If My Water Heater Leaked, Will My Homeowner's Insurance Cover the Cost of the Damages?

Written by James Hirby and Fact Checked by The Law Dictionary Staff  

As a homeowner, you've probably dealt with your homeowner's insurance provider on several occasions. Even if you've never filed a claim, it's likely that you've interacted with its customer service department or looked to a member of its management team for clarification on a pricing issue. Since many homeowner's insurance companies raise their rates without warning, it's possible that these interactions haven't been particularly pleasant. Many providers' customer service departments are notorious for providing misleading or unsatisfactory answers to billing-related questions.

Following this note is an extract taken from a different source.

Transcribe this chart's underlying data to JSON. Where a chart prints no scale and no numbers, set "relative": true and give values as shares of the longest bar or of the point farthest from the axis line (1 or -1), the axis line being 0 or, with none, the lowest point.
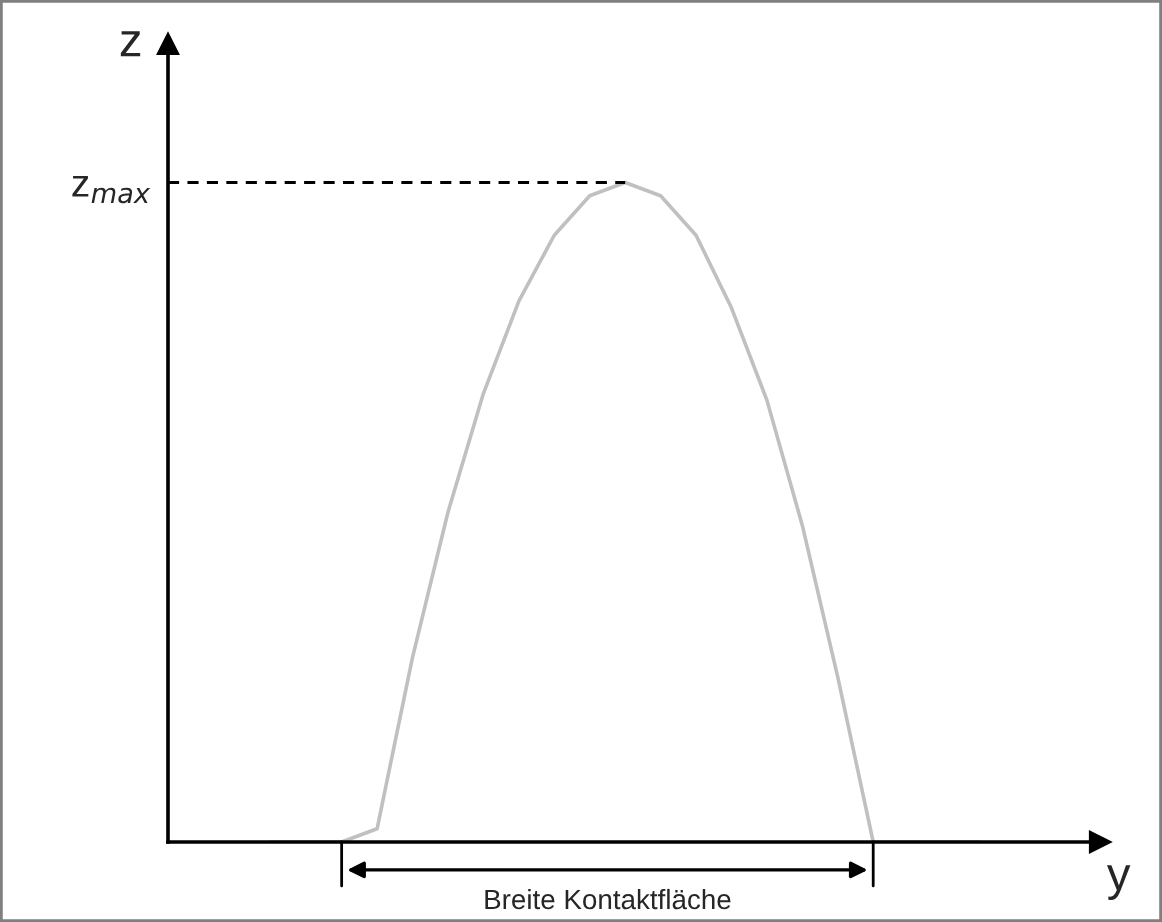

If your water heater leaks or ruptures and causes a serious spill in your house, you have every right to notify your homeowner's insurance company. In fact, most home improvement experts advise homeowners to file water-related insurance claims before talking to a cleanup specialist or plumber. Depending upon the policies of your homeowner's insurance provider, your failure to report such an incident before cleaning up the resultant mess could actually jeopardize your claim. To ensure that you aren't forced to pay for your home's repair costs out of your own pocket, call your provider's claims hotline immediately after discovering the problem.

Once you've notified your provider of the issue and filed a preliminary claim, you'll need to find a reasonably-priced cleanup specialist. In a high-pressure situation, it may be difficult to compare quotes in a rational manner. After all, the leak could be getting worse with each passing minute. Unfortunately, you'll need to resist the urge to patch the leak or clean up the spill on your own. When the cleanup team finally arrives at your home, it's important that they see the full extent of the problem.

It's also important that you select an affordable, well-reviewed cleanup specialist. If you're unable to do so, you might quickly come into conflict with your homeowner's insurance company.

After you file your claim and take care of the initial spill, a claims adjuster will visit your home and assess the damage. Based on this assessment, he or she will issue an estimate of the total value of the damage to your home. If you feel that this estimate is too low, you may need to get a second opinion from a qualified appraiser and retain a lawyer to help pursue your case.

In the meantime, you'll need to submit the cleanup team's bill to your carrier's claims department. Based on your claims adjuster's appraisal, your carrier will determine whether this bill is too costly. If it is, this portion of your claim may be denied outright.